I popolari democratici puntano a tagliare le risorse finanziarie dei richiedenti, i democentristi a stralciare dalla nuova legge l'assistenza giuridica gratuita

Questo contenuto è stato pubblicato il 02 agosto 2015 - 20:16

L'emergenza migratoria resta al centro del dibattito politico in Svizzera, e il dibattito si riaccende attraverso la stampa domenicale.

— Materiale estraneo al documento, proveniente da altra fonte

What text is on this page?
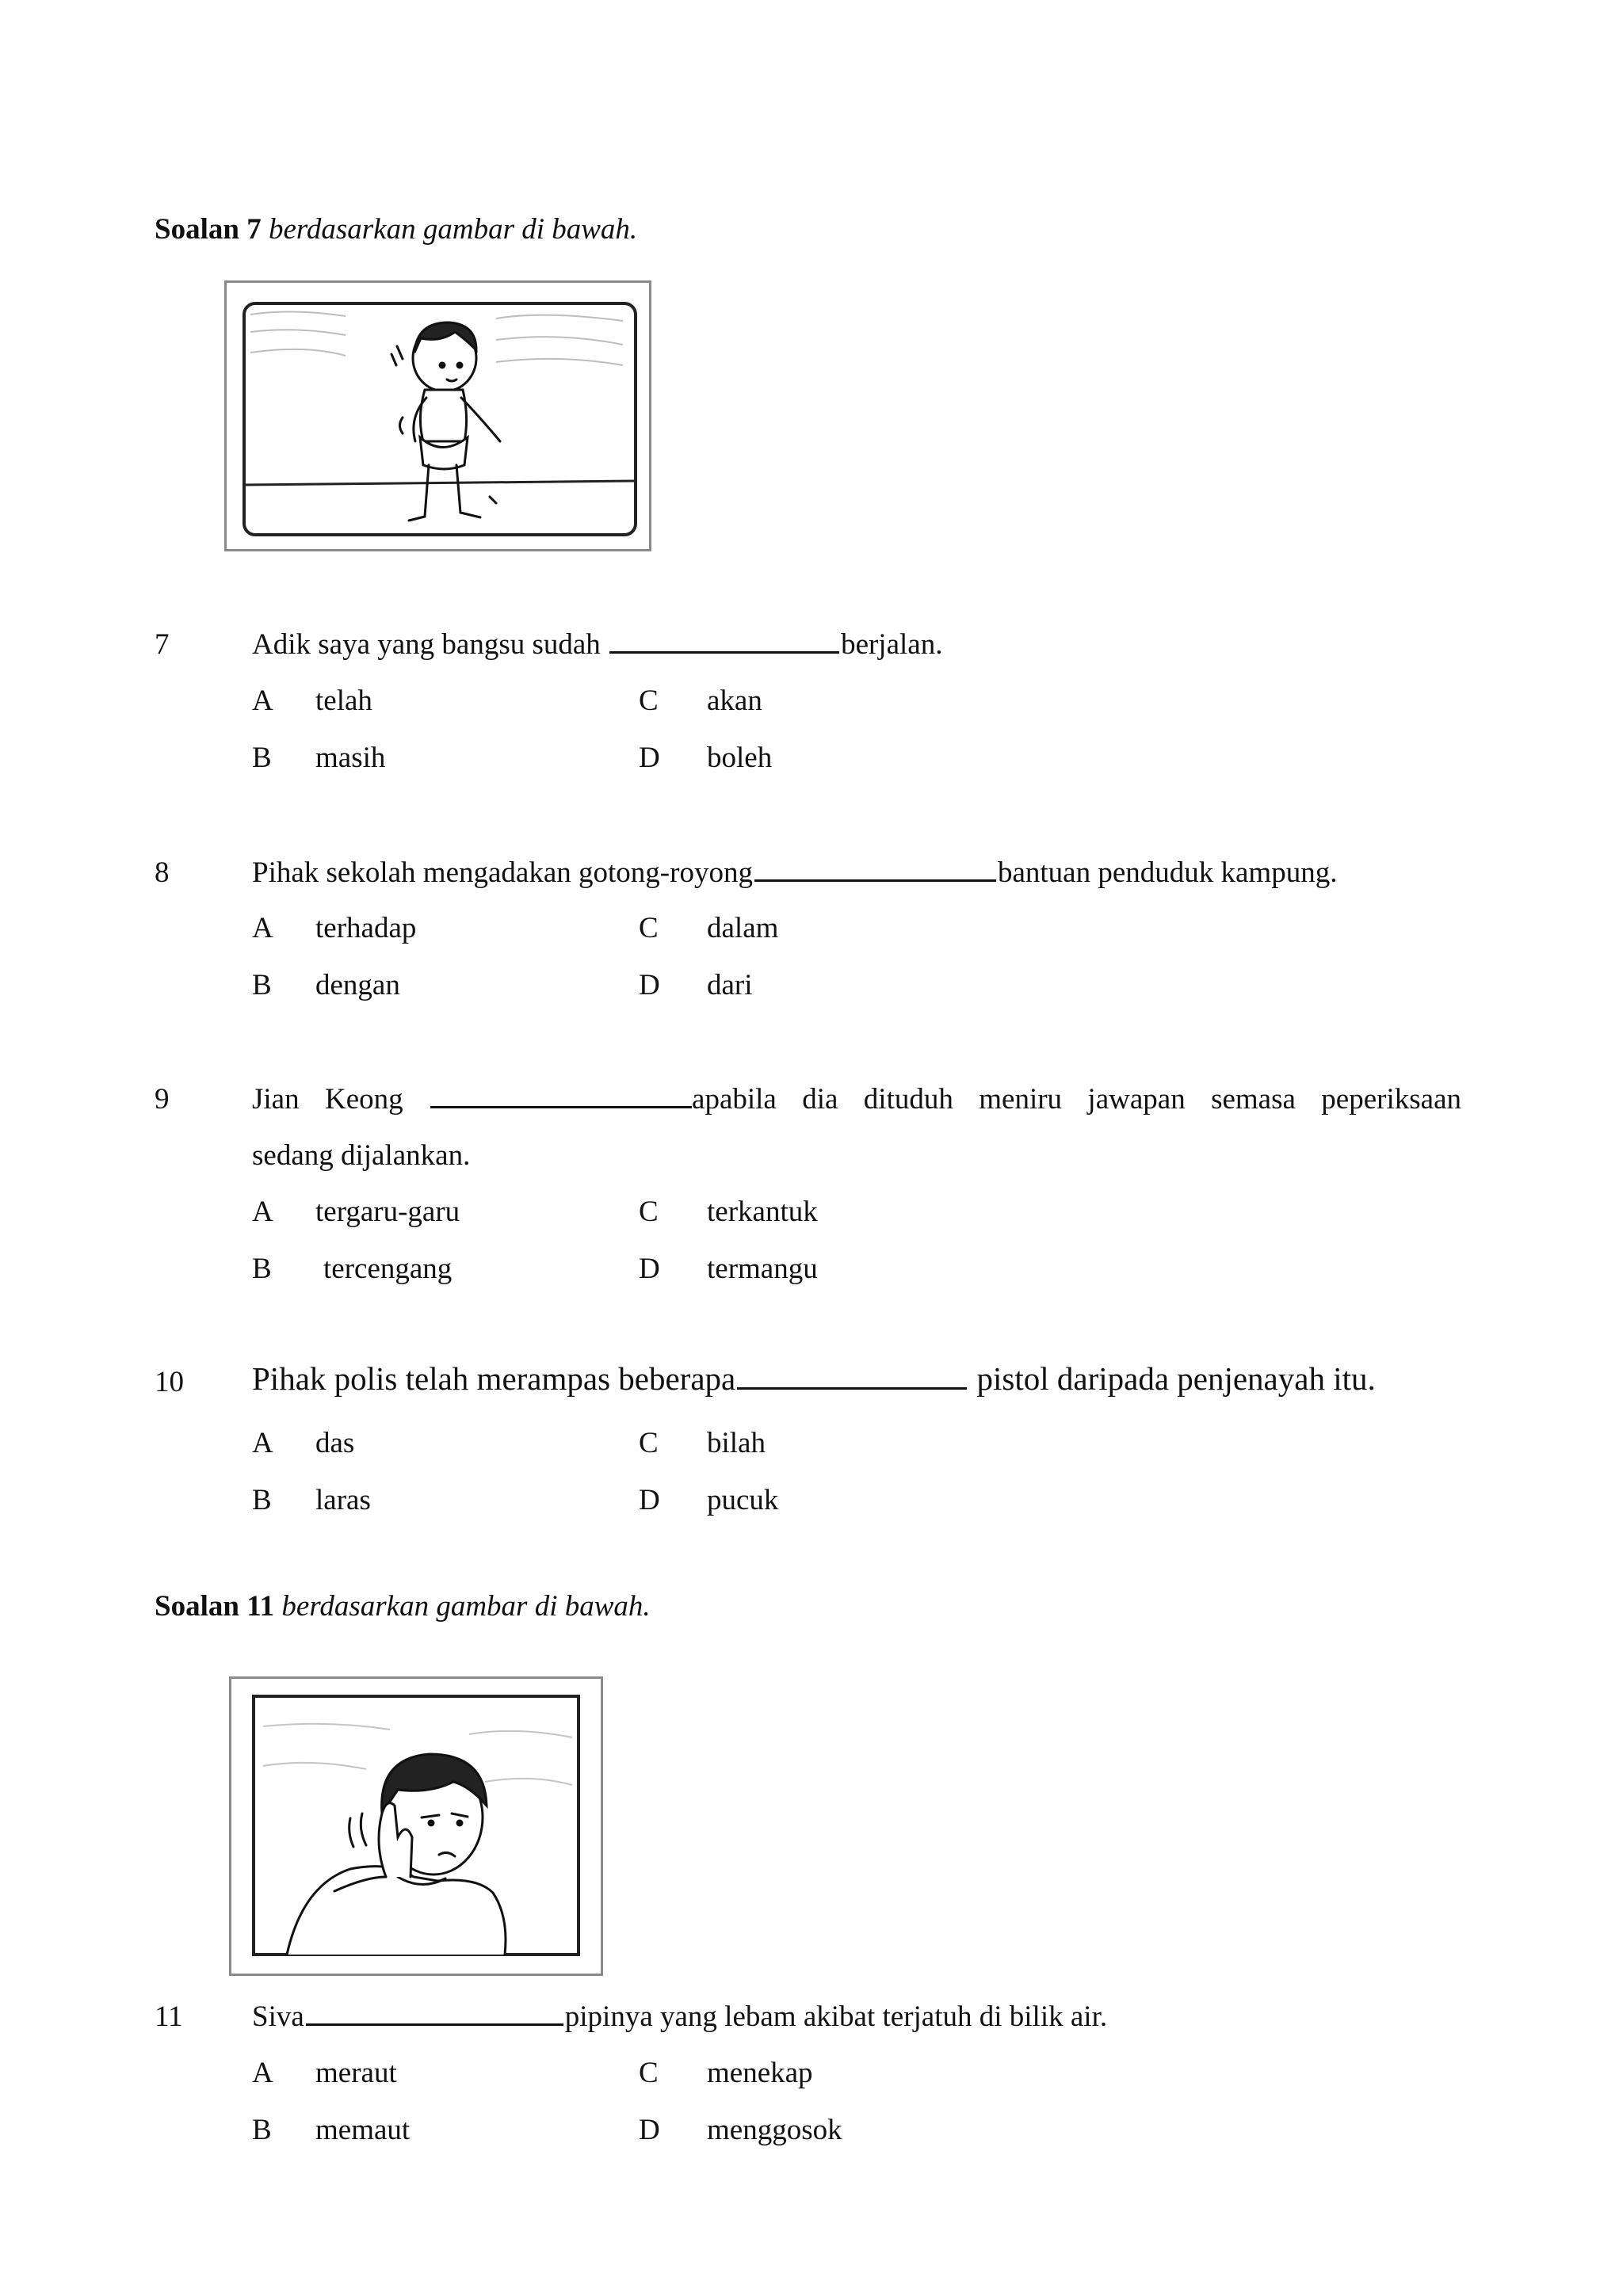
Soalan 7 berdasarkan gambar di bawah.
7	Adik saya yang bangsu sudah	berjalan.
A telah	C akan
B masih	D boleh
8	Pihak sekolah mengadakan gotong-royong	bantuan penduduk kampung.
A terhadap	C dalam
B dengan	D dari
9	Jian Keong	apabila dia dituduh meniru jawapan semasa peperiksaan
sedang dijalankan.
A tergaru-garu	C terkantuk
B tercengang	D termangu
10 Pihak polis telah merampas beberapa	pistol daripada penjenayah itu.
A das	C bilah
B laras	D pucuk
Soalan 11 berdasarkan gambar di bawah.
11 Siva	pipinya yang lebam akibat terjatuh di bilik air.
A meraut	C menekap
B memaut	D menggosok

Niente più 'argent de poche' per i richiedenti l'asilo, ma solo buoni: è una delle proposte anticipate dalla NZZ am Sonntag ed elaborate da un gruppo di parlamentari del Partito popolare democratico, che puntano a tagliare le risorse finanziarie dei migranti per rendere la Svizzera meno allettante. Per il PPD, va bloccato il flusso di denaro verso i paesi d'origine.

L'Unione democratica di centro, invece, minaccia il referendum sulla riforma della Legge sull'asilo. Sulle pagine della Zentralschweiz am Sonntag, il presidente Toni Brunner chiede che sia eliminata dal progetto l'assistenza guiridica gratuita per i richiedenti l'asilo, che -secondo il Governo- è invece uno dei perni per riuscire a centralizzare e accelerare le procedure.

Tra le proposte formulate dal gruppo di parlamentari PPD, c'è anche quella di dare la possibilità ai richiedenti l'asilo di lavorare. Fermo restando, però, la retribuzione in buoni anziché denaro. Una proposta che fa discutere.